A dear friend of mine was discussing the male habit – in some cultures – of insisting on telling a woman that he needs her so badly he cannot live without her.  It is considered in some places romantic and loving to claim that you would literally die without this one all-important irreplaceable person to prop you up in life.  In contrast, to state what is actually healthy (I love you, but I could still be happy without you) is considered cold or distant.  My friend’s theory is that this media-propelled idea of “romance” is the dark underbelly of the domestic violence culture. Because if you need someone that much, they cannot leave you.  You have to keep them.  It’s life or death.

I have thought about this a lot, especially as I spend so many days in domestic violence courtrooms.  I also think about it pretty much every morning, when I  exercise to music and listen among other things to love song lyrics.  Take the music away from the song lyrics, or set the domestic violence perpetrator’s words to music, and they become one and the same.

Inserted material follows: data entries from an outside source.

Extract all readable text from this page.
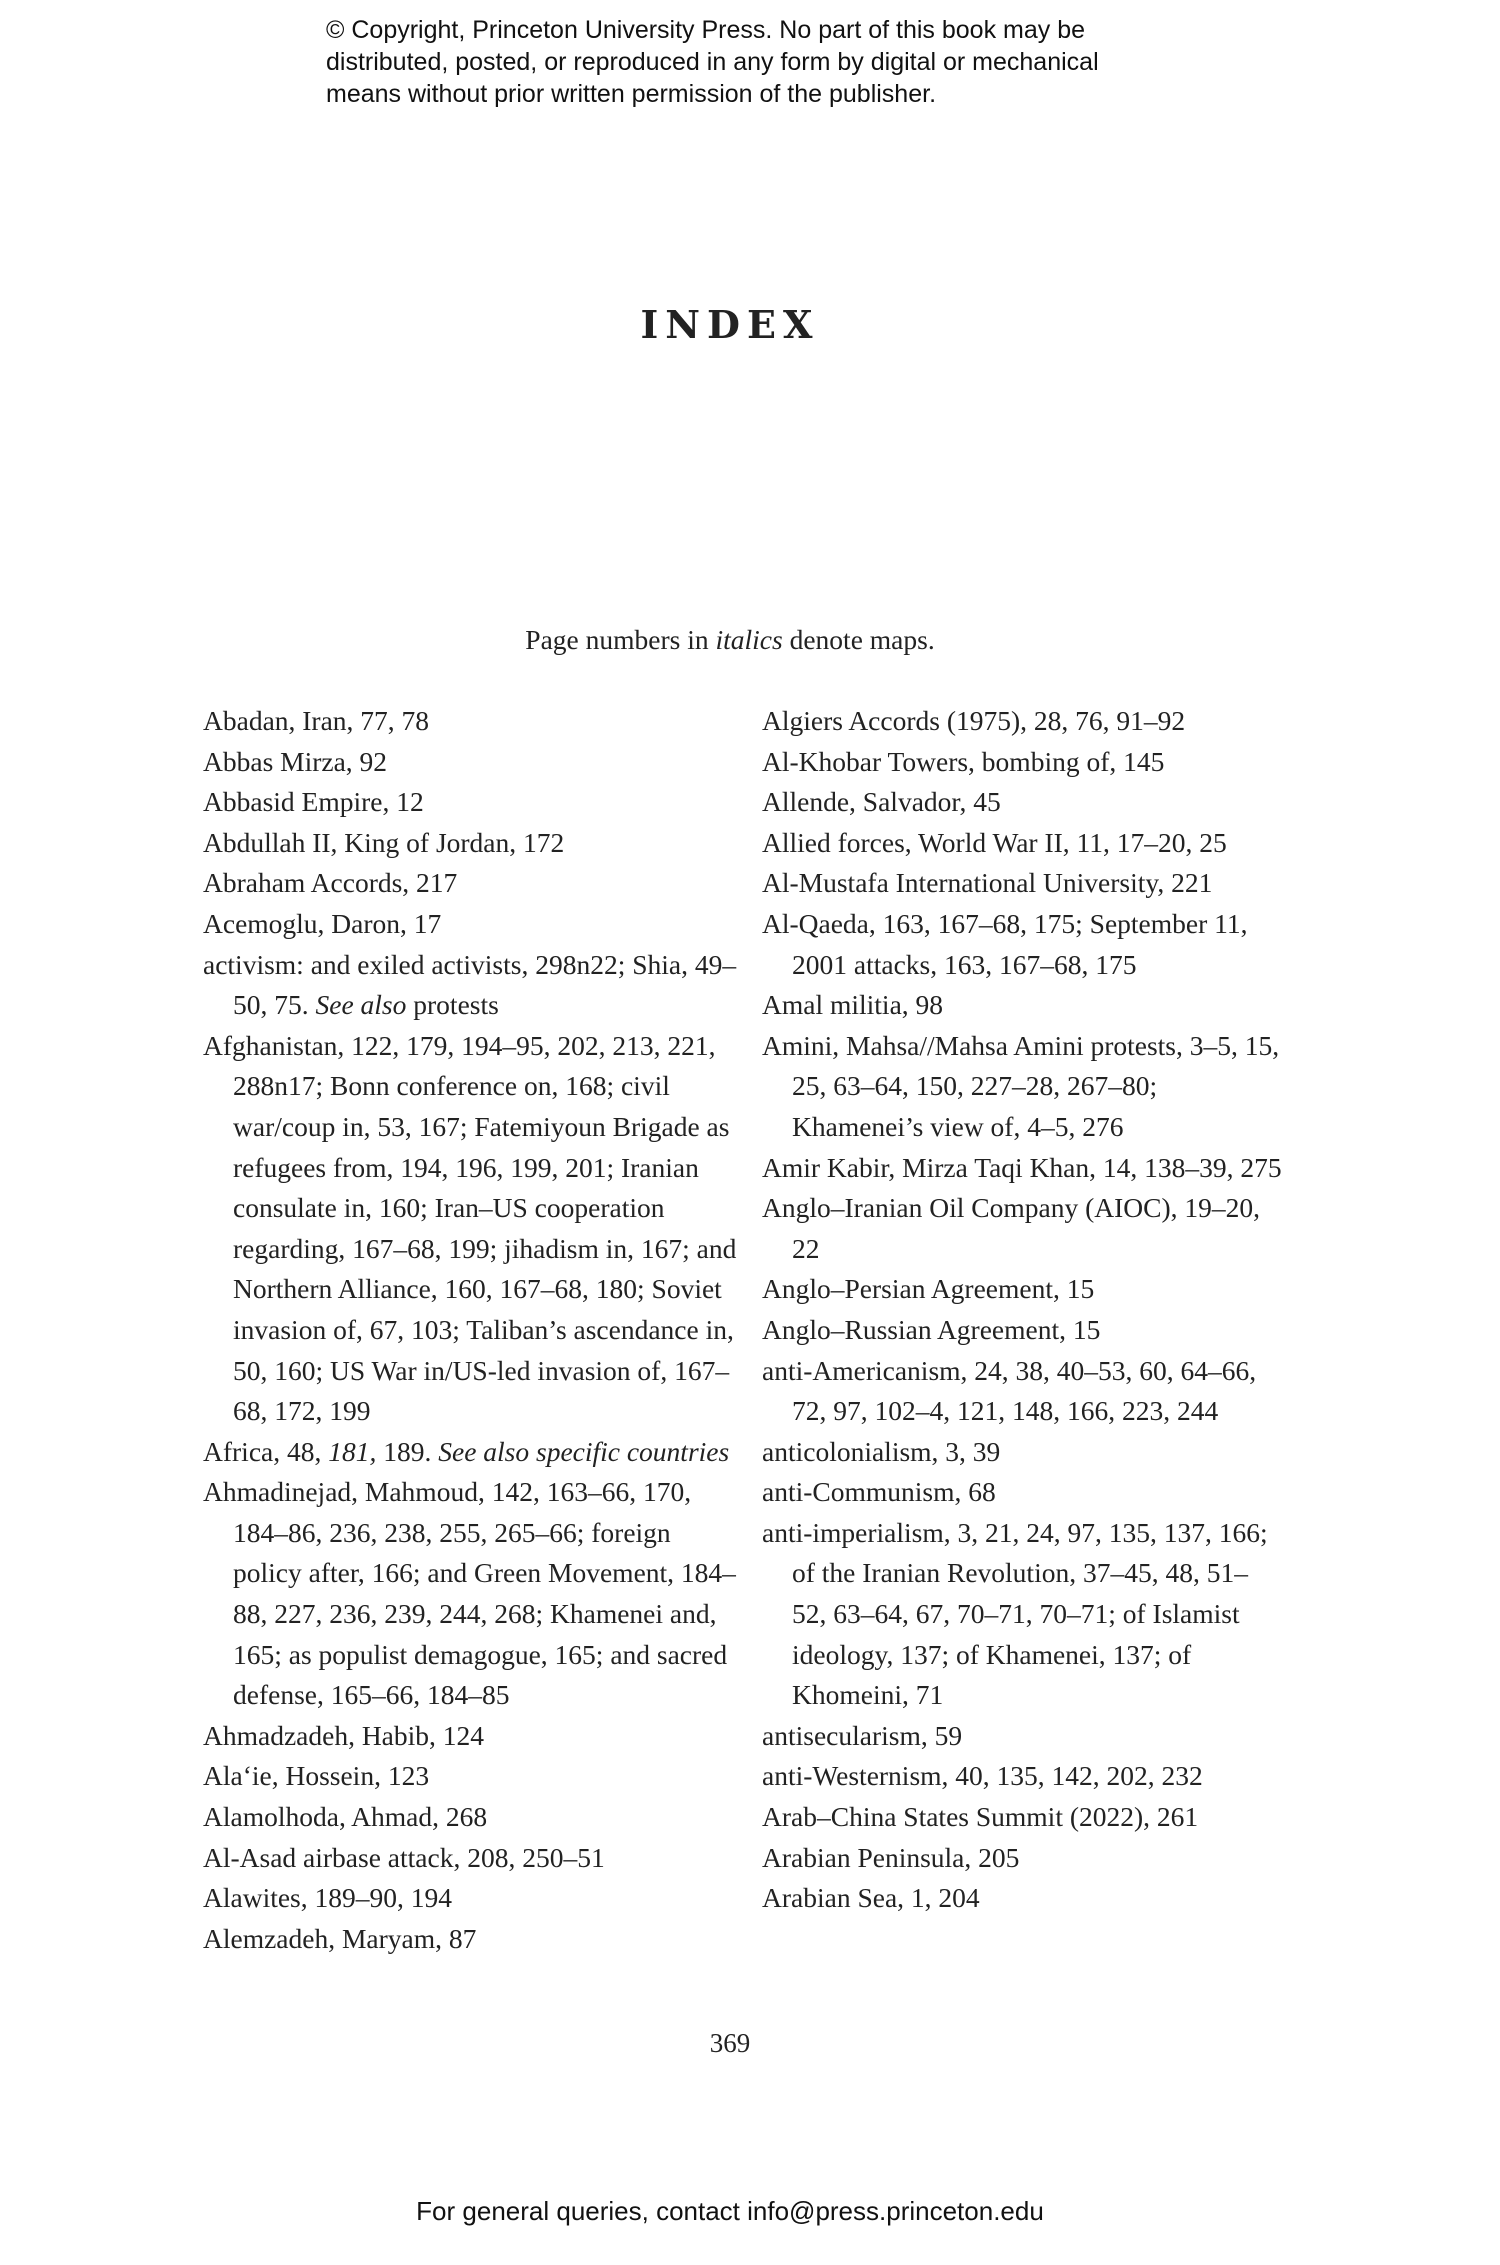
© Copyright, Princeton University Press. No part of this book may be
distributed, posted, or reproduced in any form by digital or mechanical
means without prior written permission of the publisher.
INDEX
Page numbers in italics denote maps.
Abadan, Iran, 77, 78
Abbas Mirza, 92
Abbasid Empire, 12
Abdullah II, King of Jordan, 172
Abraham Accords, 217
Acemoglu, Daron, 17
activism: and exiled activists, 298n22; Shia, 49–50, 75. See also protests
Afghanistan, 122, 179, 194–95, 202, 213, 221, 288n17; Bonn conference on, 168; civil war/coup in, 53, 167; Fatemiyoun Brigade as refugees from, 194, 196, 199, 201; Iranian consulate in, 160; Iran–US cooperation regarding, 167–68, 199; jihadism in, 167; and Northern Alliance, 160, 167–68, 180; Soviet invasion of, 67, 103; Taliban’s ascendance in, 50, 160; US War in/US-led invasion of, 167–68, 172, 199
Africa, 48, 181, 189. See also specific countries
Ahmadinejad, Mahmoud, 142, 163–66, 170, 184–86, 236, 238, 255, 265–66; foreign policy after, 166; and Green Movement, 184–88, 227, 236, 239, 244, 268; Khamenei and, 165; as populist demagogue, 165; and sacred defense, 165–66, 184–85
Ahmadzadeh, Habib, 124
Ala‘ie, Hossein, 123
Alamolhoda, Ahmad, 268
Al-Asad airbase attack, 208, 250–51
Alawites, 189–90, 194
Alemzadeh, Maryam, 87
Algiers Accords (1975), 28, 76, 91–92
Al-Khobar Towers, bombing of, 145
Allende, Salvador, 45
Allied forces, World War II, 11, 17–20, 25
Al-Mustafa International University, 221
Al-Qaeda, 163, 167–68, 175; September 11, 2001 attacks, 163, 167–68, 175
Amal militia, 98
Amini, Mahsa//Mahsa Amini protests, 3–5, 15, 25, 63–64, 150, 227–28, 267–80; Khamenei’s view of, 4–5, 276
Amir Kabir, Mirza Taqi Khan, 14, 138–39, 275
Anglo–Iranian Oil Company (AIOC), 19–20, 22
Anglo–Persian Agreement, 15
Anglo–Russian Agreement, 15
anti-Americanism, 24, 38, 40–53, 60, 64–66, 72, 97, 102–4, 121, 148, 166, 223, 244
anticolonialism, 3, 39
anti-Communism, 68
anti-imperialism, 3, 21, 24, 97, 135, 137, 166; of the Iranian Revolution, 37–45, 48, 51–52, 63–64, 67, 70–71, 70–71; of Islamist ideology, 137; of Khamenei, 137; of Khomeini, 71
antisecularism, 59
anti-Westernism, 40, 135, 142, 202, 232
Arab–China States Summit (2022), 261
Arabian Peninsula, 205
Arabian Sea, 1, 204
369
For general queries, contact info@press.princeton.edu
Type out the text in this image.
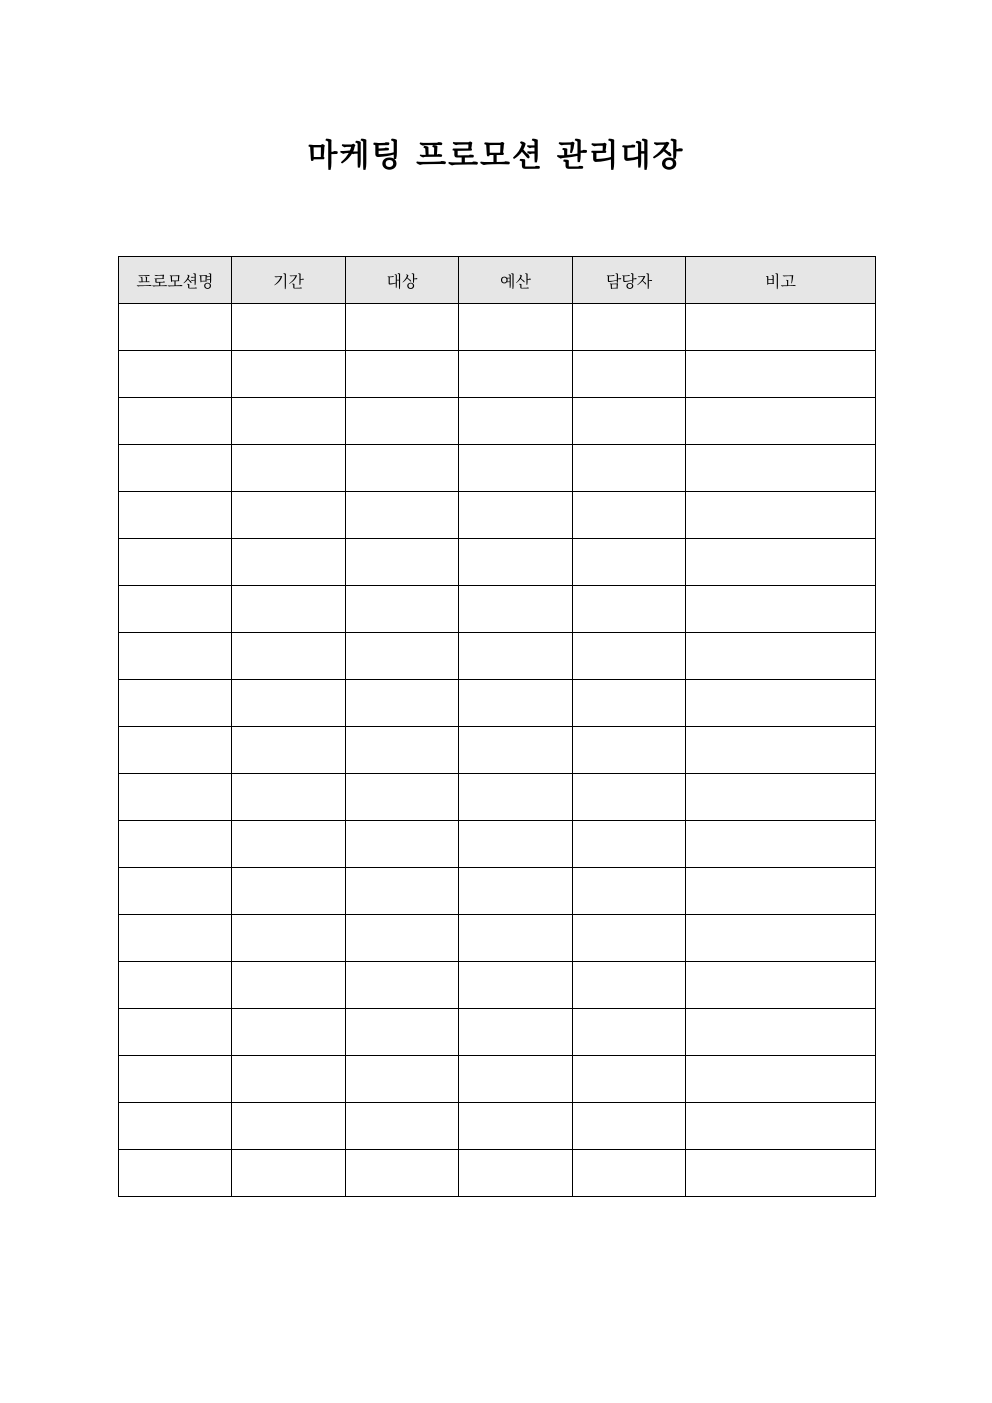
마케팅 프로모션 관리대장
프로모션명	기간	대상	예산	담당자	비고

When I’m without you, I’m something weak.  I can’t live, if living is without you.  You’re my everything.  Only you can make this world seem right.  Don’t let me suffer.  Without you, my world would crumble.  You’re my reason for living.  We only said goodbye with words – I died a hundred times.  You took my heart and you threw it away.   I’m broken in two.   I’ve been so lonely, I could die.

Yes, these are all song lyrics.

What did I hear in court this week in response to why a man violated a no-contact order?  “She is my whole life.  When she left me, she took my life away.  I have nothing now.  I cannot get over the heartbreak.  I lived for her.  She is the love of my life and my best friend.  I can’t do anything without her.  I am trying, but I feel so sad and desperate.   I had to try to reach her.  She is everything to me.  When she left me, she killed me inside.  I have nothing to live for without her.  That’s why I had to try to see her.”

Set it to music, and you have a “romantic song”.  Right up until the romance ends, and then you have a domestic violence scenario.